Small Business Invoice Factoring

If you own a small business, and if you are in need of immediate cash for other business opportunities or responsibilities, having to wait for 30 to 60 days for your invoice to mature will be a problem. If this is the case, have you ever heard of small business invoice factoring?

If you have equipment and other forms of collateral, you will be able to get a loan from a bank or financial institution. However, if you rely on sales, banks often deny the loan application. Instead of letting opportunities pass you by, invoice factoring companies will give you access to ready funds, despite of the 30 to 60 day waiting period.

What Is Invoice Factoring?

The concept of invoice factoring is simple. If you have account receivables or collectibles, and do not have the luxury of waiting for 30 to 60 days to get paid, factoring companies will purchase your invoice for around 90 to 95% (depending on the industry of your company) of the amount on the invoice.

By availing of their services, you are given a cash advance, and collecting the invoice is left in the hands of the factoring company. By doing this, you will have ready cash to jump to new opportunities to raise profits, handle payroll, overhead, utilities, and other fees. In other words, you are ensured that your business will keep on going.

Why Is Small Business Invoice Factoring Essential For Small Businesses?

Unlike established businesses, smaller businesses lack assets that they can use as collateral when it comes to making a business loan. In addition, loans will take time to process, which is something small or up and coming businesses do not have the luxury of. This is why factoring companies are so important.

First of all, it takes less time to get approved for an advance with small business invoice factoring, compared to banks or financial institutions. Secondly, the rates offered by these companies can be much better compared to banks. Third, you do not have to worry about collecting the amount on the invoice from your client. The factoring company handles this burden for you.

Although you do not get the entire amount on the invoice, you are given more opportunities to make your business grow with the ready cash on hand. Thanks to small business invoice factoring, small businesses are able to take every business opportunity, instead of just waiting for the collection date on the invoice.
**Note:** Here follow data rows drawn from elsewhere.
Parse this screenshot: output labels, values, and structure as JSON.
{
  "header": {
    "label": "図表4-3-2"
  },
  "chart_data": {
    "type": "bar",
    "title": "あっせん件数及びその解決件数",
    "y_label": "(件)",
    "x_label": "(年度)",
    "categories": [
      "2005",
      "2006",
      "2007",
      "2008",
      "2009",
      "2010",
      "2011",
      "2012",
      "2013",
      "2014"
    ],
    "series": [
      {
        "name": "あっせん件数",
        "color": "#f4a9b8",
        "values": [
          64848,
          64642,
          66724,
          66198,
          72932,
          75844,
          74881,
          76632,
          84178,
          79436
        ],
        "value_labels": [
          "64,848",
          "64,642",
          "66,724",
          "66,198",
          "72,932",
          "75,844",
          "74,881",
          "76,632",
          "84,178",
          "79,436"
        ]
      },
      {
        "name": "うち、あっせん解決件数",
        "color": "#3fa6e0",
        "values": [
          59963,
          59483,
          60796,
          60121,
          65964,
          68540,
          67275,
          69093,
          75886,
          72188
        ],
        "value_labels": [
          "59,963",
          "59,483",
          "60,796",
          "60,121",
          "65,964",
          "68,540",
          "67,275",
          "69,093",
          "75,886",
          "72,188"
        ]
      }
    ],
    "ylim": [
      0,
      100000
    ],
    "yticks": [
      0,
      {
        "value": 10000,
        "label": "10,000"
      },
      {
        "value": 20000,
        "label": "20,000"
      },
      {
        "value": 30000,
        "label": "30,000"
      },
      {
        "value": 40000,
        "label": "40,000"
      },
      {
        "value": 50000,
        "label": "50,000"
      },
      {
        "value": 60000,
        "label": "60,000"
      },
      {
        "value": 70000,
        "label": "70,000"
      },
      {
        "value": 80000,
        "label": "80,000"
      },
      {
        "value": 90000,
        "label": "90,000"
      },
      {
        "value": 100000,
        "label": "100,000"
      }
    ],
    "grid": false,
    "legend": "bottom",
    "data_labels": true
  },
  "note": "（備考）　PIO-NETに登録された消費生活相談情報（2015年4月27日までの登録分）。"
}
This means more room for the prosperity of their small business.

What Are The Risks Of Not Using Factoring?

Many up and coming businesses are in heavy debt or go bankrupt, due to the waiting period of 30 to 60 days. They are unable to pay their employees; they are unable to cover overhead, and they are unable to expand. In other words, they go out of business, due to the long wait.

To prevent this reality, a solution has been devised. With small business invoice factoring, there is almost no chance for this unfortunate reality to ever happen.